We didn't leave the room until the next morning with the exception of Christian going out around 8:00 to get us something to eat. I tell you I have never met a man nearly as virile. As I recall, he fucked my ass three more times before dinner. Although it was in my ass, his fifth orgasm of the day seemed to produce as much cum as the first. In fact more leaked out of my hole on the last fuck! It's possible though that was because I rode him cowgirl so gravity helped the viscous liquid dribble from hole.
After dinner, I was exhausted and sore. I figured we were done. I wanted to go to sleep and figure out my life the next day. I had cum twice during the three afternoon fucks from anal stimulation and was completely satisfied. Apparently though, using me five times that day wasn't enough! As I laid in his arms making small talk and caressing his body, I could tell he was getting horny again. I couldn't take it up the ass, I was too sore. But like a good sub I offered him a release, that was a real turn-on for me, but I did negotiate that it would be with my mouth.

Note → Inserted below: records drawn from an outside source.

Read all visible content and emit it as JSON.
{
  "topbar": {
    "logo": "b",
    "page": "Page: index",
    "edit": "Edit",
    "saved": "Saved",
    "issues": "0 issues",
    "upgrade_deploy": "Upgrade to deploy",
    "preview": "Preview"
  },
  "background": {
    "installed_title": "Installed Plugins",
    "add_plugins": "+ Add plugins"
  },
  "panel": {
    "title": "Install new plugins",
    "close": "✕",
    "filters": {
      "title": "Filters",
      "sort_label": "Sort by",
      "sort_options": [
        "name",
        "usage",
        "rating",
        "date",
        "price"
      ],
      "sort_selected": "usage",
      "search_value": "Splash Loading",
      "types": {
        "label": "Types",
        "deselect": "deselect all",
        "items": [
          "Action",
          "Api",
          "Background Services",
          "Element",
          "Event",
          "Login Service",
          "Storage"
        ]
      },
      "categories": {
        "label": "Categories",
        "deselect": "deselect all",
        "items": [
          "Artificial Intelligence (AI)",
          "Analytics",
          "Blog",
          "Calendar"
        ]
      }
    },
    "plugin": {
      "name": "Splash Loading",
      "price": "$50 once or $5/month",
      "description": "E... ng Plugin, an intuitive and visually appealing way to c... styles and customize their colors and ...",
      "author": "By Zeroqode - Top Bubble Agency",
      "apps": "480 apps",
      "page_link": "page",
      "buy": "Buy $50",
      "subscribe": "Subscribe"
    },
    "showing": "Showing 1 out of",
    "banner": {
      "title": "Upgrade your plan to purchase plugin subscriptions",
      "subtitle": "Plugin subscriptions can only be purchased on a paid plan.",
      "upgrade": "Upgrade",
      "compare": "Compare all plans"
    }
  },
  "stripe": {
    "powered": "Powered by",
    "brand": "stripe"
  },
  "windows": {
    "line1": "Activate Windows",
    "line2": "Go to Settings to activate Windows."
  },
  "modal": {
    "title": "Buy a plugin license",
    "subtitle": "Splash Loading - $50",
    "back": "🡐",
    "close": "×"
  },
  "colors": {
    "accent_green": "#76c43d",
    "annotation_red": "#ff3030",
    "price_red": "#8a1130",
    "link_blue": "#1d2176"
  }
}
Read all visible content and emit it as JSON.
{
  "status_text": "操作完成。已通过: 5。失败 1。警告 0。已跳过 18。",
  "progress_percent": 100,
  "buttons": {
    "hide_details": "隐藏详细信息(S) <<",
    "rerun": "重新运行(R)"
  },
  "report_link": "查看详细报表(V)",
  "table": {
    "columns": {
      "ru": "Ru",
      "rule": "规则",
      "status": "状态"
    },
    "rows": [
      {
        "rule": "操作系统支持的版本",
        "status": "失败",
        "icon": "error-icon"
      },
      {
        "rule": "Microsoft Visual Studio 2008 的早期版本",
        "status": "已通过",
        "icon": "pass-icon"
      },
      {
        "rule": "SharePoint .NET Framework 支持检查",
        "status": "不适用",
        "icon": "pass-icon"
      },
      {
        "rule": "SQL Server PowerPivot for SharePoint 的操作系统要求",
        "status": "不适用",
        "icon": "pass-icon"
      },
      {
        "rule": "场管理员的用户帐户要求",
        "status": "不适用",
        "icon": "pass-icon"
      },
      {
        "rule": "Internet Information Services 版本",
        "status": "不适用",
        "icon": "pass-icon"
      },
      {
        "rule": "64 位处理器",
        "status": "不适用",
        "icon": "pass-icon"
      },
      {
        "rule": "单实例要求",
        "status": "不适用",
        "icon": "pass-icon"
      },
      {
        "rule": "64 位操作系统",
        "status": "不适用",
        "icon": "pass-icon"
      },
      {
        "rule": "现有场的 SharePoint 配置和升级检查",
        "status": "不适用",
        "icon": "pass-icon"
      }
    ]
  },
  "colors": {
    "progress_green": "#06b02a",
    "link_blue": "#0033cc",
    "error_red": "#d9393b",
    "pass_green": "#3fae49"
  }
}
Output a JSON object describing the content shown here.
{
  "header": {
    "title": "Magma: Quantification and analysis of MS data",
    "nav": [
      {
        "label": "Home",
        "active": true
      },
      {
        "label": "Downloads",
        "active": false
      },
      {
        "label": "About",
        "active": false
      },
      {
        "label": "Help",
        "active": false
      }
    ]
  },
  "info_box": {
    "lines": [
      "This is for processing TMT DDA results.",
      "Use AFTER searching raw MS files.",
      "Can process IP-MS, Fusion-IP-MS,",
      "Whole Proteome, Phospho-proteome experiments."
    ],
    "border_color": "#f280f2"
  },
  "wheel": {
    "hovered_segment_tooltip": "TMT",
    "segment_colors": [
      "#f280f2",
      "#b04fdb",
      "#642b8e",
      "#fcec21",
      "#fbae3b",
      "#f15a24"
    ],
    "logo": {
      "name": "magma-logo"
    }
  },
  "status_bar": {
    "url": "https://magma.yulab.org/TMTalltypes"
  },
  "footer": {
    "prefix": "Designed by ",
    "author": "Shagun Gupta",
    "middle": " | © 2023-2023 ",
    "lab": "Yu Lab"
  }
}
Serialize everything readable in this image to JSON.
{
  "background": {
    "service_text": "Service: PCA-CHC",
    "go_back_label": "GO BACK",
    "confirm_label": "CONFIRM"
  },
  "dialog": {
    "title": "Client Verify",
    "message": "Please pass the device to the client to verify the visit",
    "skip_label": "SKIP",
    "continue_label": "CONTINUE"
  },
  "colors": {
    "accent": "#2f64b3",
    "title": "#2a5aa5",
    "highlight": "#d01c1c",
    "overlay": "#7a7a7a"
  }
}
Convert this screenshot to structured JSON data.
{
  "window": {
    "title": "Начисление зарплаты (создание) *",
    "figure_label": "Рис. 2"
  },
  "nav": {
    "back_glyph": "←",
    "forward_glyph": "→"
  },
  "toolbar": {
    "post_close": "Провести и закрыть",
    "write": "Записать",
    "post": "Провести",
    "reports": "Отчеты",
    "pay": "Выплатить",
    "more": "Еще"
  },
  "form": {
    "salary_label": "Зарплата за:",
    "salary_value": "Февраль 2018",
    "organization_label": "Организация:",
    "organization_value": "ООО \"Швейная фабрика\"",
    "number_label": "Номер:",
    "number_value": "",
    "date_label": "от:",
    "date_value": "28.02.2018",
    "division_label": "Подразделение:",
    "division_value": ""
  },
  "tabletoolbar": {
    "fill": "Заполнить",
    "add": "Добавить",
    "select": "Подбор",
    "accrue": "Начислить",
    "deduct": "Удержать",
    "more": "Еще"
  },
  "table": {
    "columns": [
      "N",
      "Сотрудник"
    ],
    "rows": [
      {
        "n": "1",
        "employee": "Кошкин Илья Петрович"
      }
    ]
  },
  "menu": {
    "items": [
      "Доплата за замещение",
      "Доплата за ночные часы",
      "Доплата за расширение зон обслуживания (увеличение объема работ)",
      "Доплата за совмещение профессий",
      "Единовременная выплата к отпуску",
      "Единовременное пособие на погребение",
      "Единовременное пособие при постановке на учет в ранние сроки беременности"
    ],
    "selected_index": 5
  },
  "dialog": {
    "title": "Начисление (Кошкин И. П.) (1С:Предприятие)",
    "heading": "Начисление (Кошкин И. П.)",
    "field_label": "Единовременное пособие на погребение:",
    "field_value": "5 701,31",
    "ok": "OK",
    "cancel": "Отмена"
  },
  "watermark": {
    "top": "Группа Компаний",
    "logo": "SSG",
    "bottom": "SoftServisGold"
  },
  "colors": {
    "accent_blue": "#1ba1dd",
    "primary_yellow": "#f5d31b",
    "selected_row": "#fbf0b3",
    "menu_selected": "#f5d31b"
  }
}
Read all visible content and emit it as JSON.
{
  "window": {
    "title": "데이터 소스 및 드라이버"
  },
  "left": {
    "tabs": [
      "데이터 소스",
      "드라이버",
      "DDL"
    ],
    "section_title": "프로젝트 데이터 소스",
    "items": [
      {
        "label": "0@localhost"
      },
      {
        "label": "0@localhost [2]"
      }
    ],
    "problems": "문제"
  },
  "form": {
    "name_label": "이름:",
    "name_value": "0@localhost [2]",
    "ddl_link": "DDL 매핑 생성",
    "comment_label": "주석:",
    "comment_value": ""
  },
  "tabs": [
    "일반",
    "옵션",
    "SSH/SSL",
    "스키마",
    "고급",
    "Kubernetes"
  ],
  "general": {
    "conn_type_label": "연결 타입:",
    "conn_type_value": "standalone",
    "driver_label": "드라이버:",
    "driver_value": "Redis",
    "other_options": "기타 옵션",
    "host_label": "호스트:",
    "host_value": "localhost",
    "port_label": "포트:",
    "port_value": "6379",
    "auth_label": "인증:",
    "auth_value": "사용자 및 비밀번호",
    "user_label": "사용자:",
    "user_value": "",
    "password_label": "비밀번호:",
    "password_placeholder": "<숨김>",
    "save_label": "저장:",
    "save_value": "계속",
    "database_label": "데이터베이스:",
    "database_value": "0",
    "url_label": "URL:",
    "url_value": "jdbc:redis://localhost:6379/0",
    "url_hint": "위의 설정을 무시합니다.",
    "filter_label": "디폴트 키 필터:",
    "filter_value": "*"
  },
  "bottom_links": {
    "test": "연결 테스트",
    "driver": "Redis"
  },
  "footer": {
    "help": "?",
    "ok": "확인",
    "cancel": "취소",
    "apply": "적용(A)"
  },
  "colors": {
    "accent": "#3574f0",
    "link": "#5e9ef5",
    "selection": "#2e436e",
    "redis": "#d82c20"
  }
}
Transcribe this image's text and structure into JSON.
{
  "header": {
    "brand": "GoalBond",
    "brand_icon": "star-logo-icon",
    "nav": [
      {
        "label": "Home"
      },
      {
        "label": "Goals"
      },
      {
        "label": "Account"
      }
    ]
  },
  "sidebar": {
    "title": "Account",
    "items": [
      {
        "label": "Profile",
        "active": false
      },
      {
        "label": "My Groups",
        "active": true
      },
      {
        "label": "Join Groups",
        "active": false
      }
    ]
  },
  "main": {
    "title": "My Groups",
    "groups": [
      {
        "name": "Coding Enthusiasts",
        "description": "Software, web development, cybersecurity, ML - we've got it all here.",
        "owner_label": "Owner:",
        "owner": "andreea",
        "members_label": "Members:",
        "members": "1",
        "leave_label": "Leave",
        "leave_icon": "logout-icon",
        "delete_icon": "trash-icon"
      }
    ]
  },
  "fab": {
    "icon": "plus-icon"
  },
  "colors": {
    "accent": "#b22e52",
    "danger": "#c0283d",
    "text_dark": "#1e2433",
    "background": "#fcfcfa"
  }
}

I began with another gentle oral session, a slobbery but slow blow job as he laid on his back. Christian was in a bit of a frisky mood though and he wanted it rougher. He moved me so that I was lying with my head in the pillow and pinned my arms with his knees. He grabbed my hair with one hand to pick my head up and leaned it against the headboard, which he grabbed with his other hand for leverage. Luckily the pillow was behind my head just enough since he proceeded to aggressively fuck my open mouth until another load of spooge shot down my throat.
As tired and used-up as I was during that last sexual encounter of the day, it was a pivotal moment in my life. It made me realize that this is who I want to be. A submissive gay bottom that wants a respectful and caring (and virile!) man to use me for his sexual pleasure. I thought what was wrong with that? Why does anyone care? Why do I have to hide that? There was nothing in the world I desired more than a man, preferably one I connected with like Christian, absolutely dominating my body. Could I tell my parents and the other people in my life? I'm not going to lie, the next few weeks was some up-and-down journey, but that was the moment that I first thought it possible to come out of the closet.
After Christian got me out of bed on discovery day, we didn't talk much more about my dilemma. We didn't have much time frankly as he stuck his big dick in me about every 90 waking minutes. The small talk and his cock were exactly what I needed. I felt much better the next morning, well mentally at least. Physically, I was truly walking a little funny after seven sexual encounters in less than 24 hours. That morning though, I was ready to face reality and Christian was amazing. I knew him for about three days at that point, but the support and advice he offered was a Godsend. No one in my life sans my husband of the past 12 years ever supported me like he did that week.